Adelaide se benzeu, quase às lagrimas, alisou a cabeça da imagem de São Jorge, rezou baixinho, concluiu a venda e Durval seguiu viagem. Mentira de Durval! Dorival, ressaqueado, aproveitava para dormir no banco traseiro do carro.

Quinze dias depois, fazendo a mesma parada, geralmente domingo à tarde, desceram ambos do carro, sem trocar conversa. Maria José, esposa de Durval manteve-se, como de praxe, no banco dianteiro do carona.

Antes do pedido, Adelaide riu para Durval e disse com ar de alegria.

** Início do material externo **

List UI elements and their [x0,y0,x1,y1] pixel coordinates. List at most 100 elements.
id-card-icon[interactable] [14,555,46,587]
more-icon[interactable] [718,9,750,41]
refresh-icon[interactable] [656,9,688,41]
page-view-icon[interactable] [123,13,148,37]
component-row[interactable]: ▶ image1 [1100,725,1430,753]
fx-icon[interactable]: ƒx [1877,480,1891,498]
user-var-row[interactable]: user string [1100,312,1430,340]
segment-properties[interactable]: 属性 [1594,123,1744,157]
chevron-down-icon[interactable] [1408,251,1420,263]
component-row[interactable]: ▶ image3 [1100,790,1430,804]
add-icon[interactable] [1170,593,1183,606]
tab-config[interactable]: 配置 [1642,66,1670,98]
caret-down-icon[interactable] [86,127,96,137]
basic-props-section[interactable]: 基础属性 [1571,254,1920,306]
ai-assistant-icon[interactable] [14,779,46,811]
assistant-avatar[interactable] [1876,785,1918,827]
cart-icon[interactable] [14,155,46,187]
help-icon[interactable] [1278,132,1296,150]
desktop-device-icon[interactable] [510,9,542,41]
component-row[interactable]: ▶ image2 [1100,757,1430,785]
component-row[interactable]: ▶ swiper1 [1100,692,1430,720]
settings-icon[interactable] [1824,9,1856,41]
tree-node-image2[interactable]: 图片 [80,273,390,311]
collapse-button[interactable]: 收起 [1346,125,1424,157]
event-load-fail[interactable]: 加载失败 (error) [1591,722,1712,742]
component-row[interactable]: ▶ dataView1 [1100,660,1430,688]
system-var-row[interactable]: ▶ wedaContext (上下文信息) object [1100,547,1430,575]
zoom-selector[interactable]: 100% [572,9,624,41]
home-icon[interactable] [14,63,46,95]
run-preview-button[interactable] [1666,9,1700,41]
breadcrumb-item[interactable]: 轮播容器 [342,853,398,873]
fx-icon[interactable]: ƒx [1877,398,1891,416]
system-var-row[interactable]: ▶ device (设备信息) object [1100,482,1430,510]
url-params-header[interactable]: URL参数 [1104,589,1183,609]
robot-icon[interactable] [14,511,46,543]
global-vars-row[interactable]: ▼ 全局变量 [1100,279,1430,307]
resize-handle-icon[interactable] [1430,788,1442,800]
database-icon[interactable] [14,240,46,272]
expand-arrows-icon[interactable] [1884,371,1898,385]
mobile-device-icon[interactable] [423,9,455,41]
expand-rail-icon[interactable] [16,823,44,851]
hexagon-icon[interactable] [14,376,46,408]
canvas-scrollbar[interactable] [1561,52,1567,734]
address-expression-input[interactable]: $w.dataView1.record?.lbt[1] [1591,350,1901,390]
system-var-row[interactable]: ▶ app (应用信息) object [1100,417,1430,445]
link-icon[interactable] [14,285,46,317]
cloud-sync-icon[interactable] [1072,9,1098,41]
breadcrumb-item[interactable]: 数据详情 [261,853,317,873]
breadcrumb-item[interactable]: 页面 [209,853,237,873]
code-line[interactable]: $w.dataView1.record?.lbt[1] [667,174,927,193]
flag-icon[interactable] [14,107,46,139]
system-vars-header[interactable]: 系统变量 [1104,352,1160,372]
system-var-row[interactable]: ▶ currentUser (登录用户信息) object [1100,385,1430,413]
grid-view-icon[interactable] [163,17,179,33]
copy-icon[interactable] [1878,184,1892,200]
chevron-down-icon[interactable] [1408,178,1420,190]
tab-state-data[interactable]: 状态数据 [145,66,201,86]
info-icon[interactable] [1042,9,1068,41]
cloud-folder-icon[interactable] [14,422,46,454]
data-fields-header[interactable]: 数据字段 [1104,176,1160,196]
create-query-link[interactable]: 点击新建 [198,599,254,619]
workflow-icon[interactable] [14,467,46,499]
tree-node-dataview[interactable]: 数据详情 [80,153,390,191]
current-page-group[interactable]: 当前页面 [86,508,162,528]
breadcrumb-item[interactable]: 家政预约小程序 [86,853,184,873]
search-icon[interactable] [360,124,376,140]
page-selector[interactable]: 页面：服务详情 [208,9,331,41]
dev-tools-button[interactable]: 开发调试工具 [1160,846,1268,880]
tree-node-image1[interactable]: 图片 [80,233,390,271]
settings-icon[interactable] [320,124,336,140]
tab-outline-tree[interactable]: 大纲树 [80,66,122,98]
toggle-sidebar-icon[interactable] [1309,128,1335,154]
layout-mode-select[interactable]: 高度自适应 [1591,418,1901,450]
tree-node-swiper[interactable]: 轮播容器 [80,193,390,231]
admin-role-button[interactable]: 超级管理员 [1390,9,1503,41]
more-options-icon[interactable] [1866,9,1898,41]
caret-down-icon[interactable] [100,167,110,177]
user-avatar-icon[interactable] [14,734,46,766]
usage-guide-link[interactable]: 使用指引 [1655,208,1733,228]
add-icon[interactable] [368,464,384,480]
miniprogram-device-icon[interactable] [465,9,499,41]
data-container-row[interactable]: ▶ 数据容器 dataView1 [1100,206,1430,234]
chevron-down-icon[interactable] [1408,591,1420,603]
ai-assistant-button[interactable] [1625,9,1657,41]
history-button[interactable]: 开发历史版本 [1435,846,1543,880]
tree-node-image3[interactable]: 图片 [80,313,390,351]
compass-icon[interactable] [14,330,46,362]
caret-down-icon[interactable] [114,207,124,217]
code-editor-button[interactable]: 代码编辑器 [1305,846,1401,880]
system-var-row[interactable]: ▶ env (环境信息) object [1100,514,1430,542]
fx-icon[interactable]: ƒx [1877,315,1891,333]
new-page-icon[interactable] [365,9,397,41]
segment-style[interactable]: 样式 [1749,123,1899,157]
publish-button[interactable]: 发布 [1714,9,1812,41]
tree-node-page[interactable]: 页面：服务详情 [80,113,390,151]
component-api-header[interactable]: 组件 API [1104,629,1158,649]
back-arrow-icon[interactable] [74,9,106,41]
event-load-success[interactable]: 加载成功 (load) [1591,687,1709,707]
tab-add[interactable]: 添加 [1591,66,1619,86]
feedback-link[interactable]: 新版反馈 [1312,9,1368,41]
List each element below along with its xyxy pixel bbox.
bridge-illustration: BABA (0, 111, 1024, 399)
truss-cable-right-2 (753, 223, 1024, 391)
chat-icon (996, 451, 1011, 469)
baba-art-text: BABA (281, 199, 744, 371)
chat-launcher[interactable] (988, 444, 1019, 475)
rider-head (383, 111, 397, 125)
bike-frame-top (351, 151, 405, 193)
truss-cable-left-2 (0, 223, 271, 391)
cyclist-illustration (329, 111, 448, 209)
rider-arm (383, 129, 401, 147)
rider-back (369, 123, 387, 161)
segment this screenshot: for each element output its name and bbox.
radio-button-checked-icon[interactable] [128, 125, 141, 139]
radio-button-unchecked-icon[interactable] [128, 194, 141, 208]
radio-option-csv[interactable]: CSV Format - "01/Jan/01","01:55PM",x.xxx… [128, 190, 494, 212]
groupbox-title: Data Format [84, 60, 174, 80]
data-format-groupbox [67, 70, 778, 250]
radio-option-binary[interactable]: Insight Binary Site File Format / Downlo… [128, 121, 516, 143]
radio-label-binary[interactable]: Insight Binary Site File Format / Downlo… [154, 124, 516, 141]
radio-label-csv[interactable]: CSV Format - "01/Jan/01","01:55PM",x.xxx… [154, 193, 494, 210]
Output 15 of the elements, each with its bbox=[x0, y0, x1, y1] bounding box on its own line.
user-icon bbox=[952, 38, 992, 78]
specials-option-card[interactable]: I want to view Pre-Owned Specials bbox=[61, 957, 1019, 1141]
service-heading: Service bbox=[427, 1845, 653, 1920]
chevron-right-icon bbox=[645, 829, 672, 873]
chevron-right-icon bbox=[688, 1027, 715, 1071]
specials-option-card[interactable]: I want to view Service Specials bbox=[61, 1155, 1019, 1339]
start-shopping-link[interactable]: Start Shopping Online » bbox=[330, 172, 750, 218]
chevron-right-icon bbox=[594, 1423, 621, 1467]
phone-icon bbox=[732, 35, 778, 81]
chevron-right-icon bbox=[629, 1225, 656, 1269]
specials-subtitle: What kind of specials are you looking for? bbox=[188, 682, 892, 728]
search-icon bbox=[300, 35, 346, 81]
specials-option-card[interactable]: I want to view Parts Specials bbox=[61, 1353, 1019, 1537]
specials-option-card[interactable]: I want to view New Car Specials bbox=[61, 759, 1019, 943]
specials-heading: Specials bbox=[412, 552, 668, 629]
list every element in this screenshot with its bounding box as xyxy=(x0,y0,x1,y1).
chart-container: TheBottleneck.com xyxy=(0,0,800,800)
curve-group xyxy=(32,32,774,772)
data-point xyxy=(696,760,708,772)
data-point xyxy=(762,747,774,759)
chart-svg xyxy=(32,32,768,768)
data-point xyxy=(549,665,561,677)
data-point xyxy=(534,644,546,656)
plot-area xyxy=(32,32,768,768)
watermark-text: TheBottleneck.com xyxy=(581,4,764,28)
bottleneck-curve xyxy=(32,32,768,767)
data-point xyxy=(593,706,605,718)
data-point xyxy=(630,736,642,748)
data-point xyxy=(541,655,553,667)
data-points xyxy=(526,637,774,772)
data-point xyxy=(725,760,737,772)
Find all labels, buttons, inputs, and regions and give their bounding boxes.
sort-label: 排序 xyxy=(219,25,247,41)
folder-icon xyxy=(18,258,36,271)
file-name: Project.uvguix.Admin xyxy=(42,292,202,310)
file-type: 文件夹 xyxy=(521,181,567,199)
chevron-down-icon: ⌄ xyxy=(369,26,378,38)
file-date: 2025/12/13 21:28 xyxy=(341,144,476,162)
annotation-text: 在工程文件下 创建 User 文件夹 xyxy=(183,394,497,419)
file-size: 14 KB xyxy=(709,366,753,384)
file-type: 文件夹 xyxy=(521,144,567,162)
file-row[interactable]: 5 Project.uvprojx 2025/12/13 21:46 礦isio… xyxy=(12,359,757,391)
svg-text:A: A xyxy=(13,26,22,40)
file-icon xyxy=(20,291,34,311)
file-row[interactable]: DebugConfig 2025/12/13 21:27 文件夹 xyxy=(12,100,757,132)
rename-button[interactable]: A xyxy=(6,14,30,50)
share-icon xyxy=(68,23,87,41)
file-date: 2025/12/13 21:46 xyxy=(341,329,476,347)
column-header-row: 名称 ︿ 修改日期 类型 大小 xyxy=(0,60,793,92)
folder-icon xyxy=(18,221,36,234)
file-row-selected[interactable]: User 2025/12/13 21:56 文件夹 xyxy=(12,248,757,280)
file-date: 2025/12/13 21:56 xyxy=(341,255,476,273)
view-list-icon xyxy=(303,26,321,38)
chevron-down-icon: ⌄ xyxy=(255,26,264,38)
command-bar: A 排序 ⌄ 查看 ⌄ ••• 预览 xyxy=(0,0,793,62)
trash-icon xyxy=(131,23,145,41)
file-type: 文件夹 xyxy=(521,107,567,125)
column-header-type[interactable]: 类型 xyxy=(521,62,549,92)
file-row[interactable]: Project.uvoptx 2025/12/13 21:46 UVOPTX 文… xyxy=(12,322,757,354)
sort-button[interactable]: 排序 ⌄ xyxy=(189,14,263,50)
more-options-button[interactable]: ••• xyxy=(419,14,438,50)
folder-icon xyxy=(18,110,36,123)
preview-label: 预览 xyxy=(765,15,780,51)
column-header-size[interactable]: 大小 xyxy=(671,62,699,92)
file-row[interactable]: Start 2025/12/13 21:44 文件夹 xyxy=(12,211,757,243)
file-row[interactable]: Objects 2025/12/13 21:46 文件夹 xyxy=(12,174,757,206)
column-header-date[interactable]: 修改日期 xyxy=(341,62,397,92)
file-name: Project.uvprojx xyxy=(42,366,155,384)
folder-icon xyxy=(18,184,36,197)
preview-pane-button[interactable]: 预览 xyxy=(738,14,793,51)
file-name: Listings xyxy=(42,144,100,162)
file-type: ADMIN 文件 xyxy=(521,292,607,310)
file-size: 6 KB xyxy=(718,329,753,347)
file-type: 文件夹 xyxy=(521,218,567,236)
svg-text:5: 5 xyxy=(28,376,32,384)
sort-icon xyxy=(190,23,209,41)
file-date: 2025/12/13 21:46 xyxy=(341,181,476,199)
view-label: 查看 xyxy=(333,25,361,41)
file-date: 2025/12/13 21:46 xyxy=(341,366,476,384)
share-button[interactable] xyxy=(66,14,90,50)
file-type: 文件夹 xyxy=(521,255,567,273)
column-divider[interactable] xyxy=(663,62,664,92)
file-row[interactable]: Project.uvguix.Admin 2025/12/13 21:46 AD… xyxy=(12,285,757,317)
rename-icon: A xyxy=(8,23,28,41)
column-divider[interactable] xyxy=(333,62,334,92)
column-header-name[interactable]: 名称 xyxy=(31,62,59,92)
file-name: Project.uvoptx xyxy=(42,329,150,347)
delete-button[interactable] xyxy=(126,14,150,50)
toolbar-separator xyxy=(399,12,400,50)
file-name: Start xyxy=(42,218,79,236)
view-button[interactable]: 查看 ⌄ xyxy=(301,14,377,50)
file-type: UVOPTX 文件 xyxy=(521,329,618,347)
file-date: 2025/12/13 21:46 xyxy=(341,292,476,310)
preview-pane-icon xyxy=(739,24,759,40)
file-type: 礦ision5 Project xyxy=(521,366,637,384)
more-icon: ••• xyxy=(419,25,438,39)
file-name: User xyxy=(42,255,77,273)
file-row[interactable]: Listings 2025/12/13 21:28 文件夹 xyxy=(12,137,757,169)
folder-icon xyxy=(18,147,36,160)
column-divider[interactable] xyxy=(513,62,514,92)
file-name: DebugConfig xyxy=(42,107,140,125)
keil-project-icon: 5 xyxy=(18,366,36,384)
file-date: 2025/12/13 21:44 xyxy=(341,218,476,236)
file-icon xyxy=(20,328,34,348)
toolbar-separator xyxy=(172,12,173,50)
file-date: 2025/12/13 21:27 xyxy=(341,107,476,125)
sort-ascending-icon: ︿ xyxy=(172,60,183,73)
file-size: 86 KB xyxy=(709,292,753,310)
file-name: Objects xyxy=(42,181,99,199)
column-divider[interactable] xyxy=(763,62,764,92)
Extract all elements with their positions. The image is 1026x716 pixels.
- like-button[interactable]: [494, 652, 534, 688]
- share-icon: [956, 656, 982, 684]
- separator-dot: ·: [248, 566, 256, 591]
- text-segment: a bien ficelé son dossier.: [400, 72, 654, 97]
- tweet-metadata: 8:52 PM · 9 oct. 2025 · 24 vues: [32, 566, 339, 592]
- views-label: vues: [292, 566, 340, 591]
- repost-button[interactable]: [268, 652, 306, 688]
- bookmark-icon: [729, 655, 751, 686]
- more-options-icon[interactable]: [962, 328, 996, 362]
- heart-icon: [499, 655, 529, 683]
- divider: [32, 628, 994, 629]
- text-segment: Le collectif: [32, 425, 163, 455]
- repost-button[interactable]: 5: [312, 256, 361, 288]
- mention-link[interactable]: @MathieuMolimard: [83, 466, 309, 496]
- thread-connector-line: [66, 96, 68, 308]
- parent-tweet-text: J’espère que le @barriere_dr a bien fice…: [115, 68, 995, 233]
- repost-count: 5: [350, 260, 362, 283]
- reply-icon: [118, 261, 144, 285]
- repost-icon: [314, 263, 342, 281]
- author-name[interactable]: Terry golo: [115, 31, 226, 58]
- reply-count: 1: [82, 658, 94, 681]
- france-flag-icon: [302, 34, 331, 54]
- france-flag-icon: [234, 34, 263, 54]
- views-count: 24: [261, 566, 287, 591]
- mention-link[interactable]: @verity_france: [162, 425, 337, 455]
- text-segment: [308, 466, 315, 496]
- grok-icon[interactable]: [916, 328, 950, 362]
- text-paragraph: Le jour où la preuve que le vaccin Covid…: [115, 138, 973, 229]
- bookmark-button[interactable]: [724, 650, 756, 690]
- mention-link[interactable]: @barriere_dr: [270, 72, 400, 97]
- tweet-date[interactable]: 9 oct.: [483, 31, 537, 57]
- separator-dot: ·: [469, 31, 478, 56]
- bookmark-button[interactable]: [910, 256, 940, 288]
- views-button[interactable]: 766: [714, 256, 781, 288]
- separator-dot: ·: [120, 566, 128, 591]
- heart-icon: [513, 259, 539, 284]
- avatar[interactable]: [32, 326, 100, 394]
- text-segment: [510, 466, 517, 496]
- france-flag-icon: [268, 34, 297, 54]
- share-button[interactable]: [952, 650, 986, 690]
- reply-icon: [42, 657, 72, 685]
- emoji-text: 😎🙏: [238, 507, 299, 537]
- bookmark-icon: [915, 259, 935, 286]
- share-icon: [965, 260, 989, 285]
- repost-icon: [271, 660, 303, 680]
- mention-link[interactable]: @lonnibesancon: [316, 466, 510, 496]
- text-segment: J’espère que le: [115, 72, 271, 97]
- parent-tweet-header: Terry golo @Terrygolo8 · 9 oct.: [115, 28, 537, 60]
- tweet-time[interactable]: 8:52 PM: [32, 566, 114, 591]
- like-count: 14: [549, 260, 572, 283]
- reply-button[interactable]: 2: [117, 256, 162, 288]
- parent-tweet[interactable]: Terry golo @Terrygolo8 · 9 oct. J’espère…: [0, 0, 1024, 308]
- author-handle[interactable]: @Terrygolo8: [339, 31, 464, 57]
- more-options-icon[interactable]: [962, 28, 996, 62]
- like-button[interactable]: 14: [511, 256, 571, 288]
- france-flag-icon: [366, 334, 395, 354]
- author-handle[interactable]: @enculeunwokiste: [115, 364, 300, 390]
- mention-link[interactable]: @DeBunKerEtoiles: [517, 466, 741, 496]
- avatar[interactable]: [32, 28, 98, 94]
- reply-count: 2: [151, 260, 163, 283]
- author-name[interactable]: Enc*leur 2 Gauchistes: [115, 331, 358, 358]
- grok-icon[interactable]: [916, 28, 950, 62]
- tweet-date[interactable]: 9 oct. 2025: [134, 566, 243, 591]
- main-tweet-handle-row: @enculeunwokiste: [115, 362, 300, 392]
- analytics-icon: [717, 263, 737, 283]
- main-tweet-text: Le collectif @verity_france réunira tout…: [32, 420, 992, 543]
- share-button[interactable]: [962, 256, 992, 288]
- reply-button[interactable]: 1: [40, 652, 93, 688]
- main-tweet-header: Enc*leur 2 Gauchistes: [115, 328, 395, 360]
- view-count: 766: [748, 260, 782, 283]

- O senhor mentiu para mim de brincadeira; seu Dorival não morreu! Durval, de imediato, replicou:

- Como não?

- Olha ele aí! Ela apontava, com certa dúvida.

- Realmente você é espiritualista e tem grande mediunidade. Consegue ver pessoa que já morreu? Fantástico! Eu não tenho esse dom.

Dorival percebeu a molecagem e passou a bancar o fantasma. Calado ficou. Fixaram-se, um no outro, os olhares de Dorival e Adelaide. Inspirado no filme “O Sexto Sentido”, Durval dava cores ao surrealismo da cena:

- Se a senhora pode ver o Dorival, diga àquele pilantra que ele morreu me devendo vinte mil reais e a viúva dele não quer me pagar. E pior: ela ainda teve a cachimônia de me pedir ajuda para custear o enterro.

Dorival gesticulava negativamente com o dedo, mas não falava nada. Também não ria. Mantinha a conveniente postura de um morto ambulante.

Adelaide ainda argumentou gaguejando que Dorival saíra do carro de Durval e deixara a porta traseira aberta. Durval olhou para o carro, nada falou e fez as despedidas de praxe. Dorival discretamente entrou no carro pela porta logo fechada por Durval. Deitou-se para não mais ser percebido. Pelo retrovisor, dava para ver Adelaide irrequieta andando de um lado para o outro, abraçada à imagem do Preto Velho e se benzendo continuamente. Os dois, mais Maria José, divertiam-se às gargalhadas, lembrando as expressões faciais de Adelaide.